Обычно мысли Котовского были заняты будущим, завтрашним днем. Но сегодня как-то вдруг нахлынули на него воспоминания. Может, потому, что он направил по разным делам в Одессу Михаила Нягу и теперь ждал его возвращения?
И вот вспомнились ему одесские друзья… Где-то они все? Разбрелись по белу свету каждый по своему пути.
Самойлова отозвали в Москву.
Вася и Михаил ушли в армию. Может быть, они сейчас на Кавказе гонят с нашей земли интервентов? Или там, на Урале, нещадно бьют колчаковские армии?
Самуил остался в Одессе.
Нет больше милого старика, хозяина одесской молочной «Неаполь»… Он убит во время уличных боев при освобождении Одессы. Нет больше секретаря губкома Смирнова… И Жанна Лябурб не улыбнется больше своей приветливой улыбкой…
Солнце палит. Тень от грушевого дерева переползла на другое окно, и черешни в фуражке стали теплыми на припеке.
Вдруг Котовский увидел вдали облачко пыли. Конечно, это он! Няга мчит во весь опор на своем быстроногом Мальчике!
— Большие новости! — кричит он, осаживая коня перед самым окошком. Хорошие новости!
А через минуту уже появляется в комнате, сияющий, счастливый; черные глаза, опушенные девичьими длинными ресницами, полны ликования. И не потому даже, что новости хороши, это само по себе, а потому, что все его радует в жизни, потому что он влюблен в небо, в деревья, обожает своего коня и гордится дружбой с Котовским.
— Вот, — говорит Няга, — я привез пакет. Большой пакет, наверно, много чего написано!
Новости на самом деле большие: Котовскому поручают формирование пехотной бригады, в бригаду войдут 400, 401, 402-й стрелковые полки, бригада будет включена в 45-ю дивизию, бывший конный отряд Котовского образует в бригаде кавалерийский дивизион.
— Отлично! — поднимается с места Котовский.
И оттого, что он встал во весь свои богатырский рост, в своих ярко-красных галифе, еще больше увеличивающих его объем, со своими сильными, большими руками, так и играющими бицепсами, в комнатушке сразу стало тесно.

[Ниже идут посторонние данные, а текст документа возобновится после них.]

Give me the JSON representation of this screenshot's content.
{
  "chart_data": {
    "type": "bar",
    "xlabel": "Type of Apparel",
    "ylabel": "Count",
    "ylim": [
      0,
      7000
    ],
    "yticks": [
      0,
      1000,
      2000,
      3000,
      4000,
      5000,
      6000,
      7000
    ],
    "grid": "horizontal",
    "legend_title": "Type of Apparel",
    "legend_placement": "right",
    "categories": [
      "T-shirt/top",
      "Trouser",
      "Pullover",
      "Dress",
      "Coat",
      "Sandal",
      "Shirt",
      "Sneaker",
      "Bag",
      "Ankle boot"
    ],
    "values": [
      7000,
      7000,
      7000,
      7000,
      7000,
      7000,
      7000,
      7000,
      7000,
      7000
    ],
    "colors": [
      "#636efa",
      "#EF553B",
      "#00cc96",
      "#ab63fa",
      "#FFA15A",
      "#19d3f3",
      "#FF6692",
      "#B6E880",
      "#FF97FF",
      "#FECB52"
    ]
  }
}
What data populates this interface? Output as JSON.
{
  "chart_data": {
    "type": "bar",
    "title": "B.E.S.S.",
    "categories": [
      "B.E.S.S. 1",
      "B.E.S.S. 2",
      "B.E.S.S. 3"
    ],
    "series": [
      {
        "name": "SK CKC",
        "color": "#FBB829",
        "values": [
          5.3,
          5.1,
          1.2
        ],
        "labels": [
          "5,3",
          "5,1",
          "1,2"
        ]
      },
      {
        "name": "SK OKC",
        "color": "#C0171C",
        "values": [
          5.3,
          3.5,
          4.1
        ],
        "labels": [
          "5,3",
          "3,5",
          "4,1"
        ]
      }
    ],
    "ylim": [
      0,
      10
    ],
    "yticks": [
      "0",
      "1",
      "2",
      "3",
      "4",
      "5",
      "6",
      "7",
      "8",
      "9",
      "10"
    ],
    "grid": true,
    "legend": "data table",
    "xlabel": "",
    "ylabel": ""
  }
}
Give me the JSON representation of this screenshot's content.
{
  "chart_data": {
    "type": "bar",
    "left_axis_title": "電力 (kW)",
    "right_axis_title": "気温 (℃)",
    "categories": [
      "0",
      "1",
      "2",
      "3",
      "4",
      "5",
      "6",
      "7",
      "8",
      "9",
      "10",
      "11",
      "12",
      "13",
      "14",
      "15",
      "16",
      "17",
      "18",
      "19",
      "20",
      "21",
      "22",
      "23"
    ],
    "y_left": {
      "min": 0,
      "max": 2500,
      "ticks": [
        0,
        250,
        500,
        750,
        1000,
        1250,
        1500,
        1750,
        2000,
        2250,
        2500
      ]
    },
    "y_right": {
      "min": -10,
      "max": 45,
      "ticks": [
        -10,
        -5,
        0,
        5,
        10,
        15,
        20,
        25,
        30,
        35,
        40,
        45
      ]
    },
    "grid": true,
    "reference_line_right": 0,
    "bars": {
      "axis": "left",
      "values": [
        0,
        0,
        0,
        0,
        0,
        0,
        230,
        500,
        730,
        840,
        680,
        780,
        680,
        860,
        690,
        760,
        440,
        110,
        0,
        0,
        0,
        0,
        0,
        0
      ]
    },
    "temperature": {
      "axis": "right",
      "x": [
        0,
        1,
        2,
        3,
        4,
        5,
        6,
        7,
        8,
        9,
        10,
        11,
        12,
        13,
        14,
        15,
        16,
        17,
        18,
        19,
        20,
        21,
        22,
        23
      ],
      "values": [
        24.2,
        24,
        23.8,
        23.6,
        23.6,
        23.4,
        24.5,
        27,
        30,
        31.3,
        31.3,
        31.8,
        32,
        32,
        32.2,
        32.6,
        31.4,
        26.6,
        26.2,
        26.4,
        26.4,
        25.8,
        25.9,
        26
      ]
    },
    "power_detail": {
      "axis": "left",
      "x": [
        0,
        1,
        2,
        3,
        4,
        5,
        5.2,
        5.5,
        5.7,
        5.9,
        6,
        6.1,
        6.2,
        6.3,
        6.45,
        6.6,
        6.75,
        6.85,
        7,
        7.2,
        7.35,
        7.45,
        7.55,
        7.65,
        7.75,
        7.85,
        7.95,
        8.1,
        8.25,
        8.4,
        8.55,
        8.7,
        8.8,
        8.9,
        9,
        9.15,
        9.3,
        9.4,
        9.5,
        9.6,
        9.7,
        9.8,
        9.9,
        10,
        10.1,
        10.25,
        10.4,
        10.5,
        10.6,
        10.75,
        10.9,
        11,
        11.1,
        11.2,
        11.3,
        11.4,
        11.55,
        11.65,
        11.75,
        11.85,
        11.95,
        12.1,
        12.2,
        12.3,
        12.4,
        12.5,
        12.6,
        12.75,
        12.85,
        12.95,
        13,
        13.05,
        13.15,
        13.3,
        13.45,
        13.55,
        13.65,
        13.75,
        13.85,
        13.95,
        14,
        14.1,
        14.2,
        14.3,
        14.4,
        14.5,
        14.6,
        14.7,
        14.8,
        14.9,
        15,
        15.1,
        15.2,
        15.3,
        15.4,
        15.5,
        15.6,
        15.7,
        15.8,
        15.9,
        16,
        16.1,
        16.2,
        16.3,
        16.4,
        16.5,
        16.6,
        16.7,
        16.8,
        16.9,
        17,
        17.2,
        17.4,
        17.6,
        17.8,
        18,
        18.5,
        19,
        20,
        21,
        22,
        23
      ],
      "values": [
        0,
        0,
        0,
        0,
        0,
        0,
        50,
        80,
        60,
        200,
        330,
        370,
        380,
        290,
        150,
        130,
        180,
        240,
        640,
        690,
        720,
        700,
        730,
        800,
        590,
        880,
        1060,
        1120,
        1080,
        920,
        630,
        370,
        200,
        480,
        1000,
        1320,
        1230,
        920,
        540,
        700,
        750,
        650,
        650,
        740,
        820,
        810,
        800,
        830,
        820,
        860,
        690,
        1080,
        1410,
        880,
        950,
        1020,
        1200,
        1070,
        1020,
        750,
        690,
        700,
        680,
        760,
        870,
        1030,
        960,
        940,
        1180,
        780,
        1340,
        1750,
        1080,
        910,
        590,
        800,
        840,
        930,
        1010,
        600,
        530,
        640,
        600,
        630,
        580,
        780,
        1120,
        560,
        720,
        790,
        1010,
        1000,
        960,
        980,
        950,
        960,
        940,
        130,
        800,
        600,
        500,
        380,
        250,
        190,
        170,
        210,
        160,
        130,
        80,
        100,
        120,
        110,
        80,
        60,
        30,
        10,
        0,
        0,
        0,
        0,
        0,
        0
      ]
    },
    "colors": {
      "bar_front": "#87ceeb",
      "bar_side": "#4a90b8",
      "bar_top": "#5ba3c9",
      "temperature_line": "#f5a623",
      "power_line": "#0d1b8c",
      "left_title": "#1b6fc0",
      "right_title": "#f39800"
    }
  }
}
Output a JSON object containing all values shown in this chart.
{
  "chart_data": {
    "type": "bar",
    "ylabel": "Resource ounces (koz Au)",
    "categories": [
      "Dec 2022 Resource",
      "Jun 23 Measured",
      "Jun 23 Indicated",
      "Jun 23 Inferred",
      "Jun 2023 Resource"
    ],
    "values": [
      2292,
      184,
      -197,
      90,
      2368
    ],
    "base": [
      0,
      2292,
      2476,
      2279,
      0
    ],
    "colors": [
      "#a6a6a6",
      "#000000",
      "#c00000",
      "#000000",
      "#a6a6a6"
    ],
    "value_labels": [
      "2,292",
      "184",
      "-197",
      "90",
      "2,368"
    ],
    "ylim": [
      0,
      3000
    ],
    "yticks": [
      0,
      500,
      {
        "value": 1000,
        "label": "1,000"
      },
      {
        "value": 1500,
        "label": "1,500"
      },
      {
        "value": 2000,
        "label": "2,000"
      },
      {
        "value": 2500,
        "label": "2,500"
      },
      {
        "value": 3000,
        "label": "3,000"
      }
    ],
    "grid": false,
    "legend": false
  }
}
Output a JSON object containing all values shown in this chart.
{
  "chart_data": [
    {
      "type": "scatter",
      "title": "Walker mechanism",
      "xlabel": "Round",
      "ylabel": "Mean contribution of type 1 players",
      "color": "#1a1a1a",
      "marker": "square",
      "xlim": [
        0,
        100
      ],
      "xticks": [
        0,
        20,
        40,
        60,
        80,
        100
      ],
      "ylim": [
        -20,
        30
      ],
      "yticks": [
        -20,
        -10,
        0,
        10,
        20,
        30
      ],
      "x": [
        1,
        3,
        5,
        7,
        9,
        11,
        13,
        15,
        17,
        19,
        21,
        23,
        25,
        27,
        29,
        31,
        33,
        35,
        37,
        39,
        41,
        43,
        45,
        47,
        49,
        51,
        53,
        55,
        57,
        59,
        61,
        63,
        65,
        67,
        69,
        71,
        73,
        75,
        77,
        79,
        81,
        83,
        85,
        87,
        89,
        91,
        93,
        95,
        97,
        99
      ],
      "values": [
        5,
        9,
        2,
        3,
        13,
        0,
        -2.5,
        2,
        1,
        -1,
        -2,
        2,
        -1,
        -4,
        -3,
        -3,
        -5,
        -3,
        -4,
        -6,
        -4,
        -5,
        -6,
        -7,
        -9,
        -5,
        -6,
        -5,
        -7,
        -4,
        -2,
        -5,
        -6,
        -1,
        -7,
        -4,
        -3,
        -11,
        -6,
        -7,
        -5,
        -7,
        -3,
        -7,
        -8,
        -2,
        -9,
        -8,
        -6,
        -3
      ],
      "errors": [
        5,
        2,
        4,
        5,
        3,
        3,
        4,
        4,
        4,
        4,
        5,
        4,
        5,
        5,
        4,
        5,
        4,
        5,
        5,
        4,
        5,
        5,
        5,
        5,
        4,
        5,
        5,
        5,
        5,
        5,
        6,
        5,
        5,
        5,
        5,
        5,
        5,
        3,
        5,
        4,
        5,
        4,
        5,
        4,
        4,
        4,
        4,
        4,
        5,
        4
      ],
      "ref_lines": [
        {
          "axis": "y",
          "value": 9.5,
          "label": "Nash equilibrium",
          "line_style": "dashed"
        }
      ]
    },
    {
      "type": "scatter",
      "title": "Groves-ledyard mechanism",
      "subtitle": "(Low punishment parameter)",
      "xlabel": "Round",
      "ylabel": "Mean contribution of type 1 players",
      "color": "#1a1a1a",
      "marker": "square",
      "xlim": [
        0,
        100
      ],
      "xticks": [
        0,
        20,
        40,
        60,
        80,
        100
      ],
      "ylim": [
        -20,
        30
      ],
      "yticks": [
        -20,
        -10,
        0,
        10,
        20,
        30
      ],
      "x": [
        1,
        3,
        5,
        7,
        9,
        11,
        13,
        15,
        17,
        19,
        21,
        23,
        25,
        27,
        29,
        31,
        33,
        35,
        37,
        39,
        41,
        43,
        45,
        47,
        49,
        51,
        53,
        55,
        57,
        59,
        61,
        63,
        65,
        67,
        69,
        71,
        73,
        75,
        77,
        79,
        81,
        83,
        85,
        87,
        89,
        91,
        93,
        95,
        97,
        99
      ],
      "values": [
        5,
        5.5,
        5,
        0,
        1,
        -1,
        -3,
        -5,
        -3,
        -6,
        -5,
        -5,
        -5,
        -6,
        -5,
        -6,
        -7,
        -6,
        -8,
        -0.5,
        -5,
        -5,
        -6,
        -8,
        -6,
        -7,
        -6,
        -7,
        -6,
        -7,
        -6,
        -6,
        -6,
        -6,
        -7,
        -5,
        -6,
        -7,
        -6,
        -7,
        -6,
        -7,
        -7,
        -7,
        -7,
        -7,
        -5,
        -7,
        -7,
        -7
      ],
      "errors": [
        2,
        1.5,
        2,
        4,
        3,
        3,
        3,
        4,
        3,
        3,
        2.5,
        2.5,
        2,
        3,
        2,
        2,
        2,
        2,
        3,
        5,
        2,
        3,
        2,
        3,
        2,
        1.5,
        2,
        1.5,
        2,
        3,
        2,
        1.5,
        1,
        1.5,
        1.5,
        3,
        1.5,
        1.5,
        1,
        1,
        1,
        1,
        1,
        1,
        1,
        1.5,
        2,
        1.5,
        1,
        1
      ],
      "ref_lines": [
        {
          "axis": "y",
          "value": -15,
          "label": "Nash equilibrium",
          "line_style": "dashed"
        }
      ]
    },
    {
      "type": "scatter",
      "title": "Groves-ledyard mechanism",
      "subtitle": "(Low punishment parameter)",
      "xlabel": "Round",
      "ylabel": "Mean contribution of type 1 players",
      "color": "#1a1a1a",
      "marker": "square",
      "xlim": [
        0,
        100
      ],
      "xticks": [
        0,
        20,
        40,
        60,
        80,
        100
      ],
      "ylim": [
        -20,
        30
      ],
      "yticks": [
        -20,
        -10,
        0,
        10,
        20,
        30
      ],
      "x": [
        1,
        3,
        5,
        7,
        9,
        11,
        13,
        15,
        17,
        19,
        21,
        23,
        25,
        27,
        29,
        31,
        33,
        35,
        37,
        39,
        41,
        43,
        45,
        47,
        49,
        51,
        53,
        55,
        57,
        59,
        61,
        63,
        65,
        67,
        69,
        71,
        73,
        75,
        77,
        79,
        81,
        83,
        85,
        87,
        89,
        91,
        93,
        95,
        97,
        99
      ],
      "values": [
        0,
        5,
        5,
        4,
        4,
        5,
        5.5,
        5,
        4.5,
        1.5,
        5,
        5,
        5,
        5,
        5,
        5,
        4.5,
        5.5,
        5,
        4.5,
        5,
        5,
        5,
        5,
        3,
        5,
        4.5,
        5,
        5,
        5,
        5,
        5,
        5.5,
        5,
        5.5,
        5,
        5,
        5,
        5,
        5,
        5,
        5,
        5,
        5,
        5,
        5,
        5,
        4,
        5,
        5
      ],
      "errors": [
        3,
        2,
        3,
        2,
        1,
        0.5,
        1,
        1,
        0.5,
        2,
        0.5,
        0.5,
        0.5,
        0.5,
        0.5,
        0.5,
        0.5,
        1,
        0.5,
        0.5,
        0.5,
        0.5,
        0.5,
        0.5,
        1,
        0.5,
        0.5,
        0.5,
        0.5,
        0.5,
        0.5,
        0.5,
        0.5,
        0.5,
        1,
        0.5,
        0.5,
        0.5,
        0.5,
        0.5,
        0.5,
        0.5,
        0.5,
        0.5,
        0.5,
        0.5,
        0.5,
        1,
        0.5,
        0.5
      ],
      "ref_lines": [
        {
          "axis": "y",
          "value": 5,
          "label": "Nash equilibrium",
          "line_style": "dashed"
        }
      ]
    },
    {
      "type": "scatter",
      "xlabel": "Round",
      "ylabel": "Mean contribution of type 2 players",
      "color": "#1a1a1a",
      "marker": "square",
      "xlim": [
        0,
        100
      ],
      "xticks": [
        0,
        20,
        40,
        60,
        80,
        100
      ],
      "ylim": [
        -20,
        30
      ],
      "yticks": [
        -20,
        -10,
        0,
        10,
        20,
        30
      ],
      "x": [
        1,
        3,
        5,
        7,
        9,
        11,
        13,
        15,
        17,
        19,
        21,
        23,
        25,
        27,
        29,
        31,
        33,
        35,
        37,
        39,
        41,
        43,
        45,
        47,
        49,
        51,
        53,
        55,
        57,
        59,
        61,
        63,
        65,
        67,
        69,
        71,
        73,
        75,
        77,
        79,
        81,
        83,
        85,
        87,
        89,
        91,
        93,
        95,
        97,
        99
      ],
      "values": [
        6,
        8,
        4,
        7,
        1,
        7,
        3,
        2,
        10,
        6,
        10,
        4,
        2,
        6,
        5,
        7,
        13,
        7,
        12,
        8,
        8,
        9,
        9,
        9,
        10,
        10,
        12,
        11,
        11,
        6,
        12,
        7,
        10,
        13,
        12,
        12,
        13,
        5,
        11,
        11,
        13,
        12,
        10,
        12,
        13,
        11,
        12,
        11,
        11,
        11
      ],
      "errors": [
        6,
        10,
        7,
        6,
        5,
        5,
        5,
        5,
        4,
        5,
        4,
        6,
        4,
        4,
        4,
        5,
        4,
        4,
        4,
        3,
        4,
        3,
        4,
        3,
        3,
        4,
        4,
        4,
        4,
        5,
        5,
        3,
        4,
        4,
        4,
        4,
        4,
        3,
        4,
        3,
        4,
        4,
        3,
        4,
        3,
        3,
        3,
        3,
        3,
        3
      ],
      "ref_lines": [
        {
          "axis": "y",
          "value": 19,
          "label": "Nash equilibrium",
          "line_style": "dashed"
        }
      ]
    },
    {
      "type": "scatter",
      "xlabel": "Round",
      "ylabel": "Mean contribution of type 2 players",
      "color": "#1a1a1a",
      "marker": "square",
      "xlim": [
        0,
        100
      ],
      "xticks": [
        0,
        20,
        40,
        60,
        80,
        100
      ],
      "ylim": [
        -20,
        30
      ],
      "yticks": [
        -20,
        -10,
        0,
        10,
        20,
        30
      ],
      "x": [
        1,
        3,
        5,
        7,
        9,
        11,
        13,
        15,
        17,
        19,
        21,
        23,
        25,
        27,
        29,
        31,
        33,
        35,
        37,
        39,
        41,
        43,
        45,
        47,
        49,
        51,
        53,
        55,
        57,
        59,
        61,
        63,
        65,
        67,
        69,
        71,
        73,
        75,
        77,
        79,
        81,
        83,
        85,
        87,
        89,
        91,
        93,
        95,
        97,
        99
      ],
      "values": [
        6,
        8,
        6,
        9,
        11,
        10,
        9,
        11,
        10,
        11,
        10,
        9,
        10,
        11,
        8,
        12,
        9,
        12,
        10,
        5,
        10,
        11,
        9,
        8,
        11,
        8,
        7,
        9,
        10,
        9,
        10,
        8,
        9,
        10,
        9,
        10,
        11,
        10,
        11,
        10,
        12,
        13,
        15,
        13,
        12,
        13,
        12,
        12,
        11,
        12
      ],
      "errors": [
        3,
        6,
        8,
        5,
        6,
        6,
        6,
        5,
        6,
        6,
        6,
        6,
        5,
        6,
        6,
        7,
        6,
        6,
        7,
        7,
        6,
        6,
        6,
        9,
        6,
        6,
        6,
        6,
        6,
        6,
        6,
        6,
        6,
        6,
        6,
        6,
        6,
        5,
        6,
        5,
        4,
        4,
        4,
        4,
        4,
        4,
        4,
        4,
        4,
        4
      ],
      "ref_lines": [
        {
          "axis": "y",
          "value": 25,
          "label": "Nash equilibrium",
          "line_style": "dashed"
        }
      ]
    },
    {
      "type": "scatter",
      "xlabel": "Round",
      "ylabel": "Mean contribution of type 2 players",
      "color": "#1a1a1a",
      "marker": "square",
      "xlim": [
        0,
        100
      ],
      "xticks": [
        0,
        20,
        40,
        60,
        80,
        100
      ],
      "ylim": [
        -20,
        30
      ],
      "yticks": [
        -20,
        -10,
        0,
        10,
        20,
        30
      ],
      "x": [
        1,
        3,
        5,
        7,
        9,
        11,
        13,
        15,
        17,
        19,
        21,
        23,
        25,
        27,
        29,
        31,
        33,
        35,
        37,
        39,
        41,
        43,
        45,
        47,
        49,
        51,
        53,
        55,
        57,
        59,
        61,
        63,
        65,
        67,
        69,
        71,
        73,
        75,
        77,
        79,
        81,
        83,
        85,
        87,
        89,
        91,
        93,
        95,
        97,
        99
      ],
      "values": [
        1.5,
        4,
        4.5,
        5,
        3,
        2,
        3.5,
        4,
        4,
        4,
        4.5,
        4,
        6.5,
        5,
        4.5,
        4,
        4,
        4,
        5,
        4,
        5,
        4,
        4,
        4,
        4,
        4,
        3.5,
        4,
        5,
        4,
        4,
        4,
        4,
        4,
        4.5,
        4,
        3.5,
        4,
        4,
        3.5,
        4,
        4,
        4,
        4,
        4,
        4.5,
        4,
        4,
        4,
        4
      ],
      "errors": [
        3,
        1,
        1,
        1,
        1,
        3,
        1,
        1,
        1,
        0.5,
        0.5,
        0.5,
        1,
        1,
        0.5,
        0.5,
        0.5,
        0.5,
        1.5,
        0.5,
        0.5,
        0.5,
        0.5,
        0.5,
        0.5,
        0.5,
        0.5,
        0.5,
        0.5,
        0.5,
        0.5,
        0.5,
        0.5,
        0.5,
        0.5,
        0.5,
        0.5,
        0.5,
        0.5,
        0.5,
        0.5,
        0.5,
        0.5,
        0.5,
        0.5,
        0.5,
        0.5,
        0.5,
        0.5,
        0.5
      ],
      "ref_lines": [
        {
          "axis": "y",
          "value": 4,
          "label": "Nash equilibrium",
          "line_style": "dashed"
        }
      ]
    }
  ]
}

— Отлично! — повторил Котовский, перечитывая приказ. — Значит, стали бригадой. А ты, Няга, будешь командиром кавалерийского дивизиона!
Раздумий как не бывало! Раздумья как ветром снесло! Котовский направился к колодцу, облил голову ледяной, колодезной водой.
— Красота! — фыркал он. — З-замечательно! Поздравляю тебя, товарищ командир кавдивизиона!
Но затем грустно взглянул в сторону Днестра. Солнце все еще сильно припекало. Кусты акации никли темными листьями. Короткие тени не давали прохлады.
— Значит, опять Деникин? Опять заговор? Опять фронт и большая война?
— Война, товарищ комбриг. Очень серьезная война!
— Комбриг… А все-таки это большая ответственность — быть комбригом. Ты только вдумайся в это слово, Няга: комбриг! Это ведь совсем иначе звучит, чем командир отряда!
— Я так считаю: самый высокий чин — быть Котовским! — горячо и от всей души воскликнул Няга.
— Ты всегда меня расхваливаешь, как цыган на ярмарке, — остановил его Котовский.
Няга считал, что он прав, но спорить с комбригом не решился.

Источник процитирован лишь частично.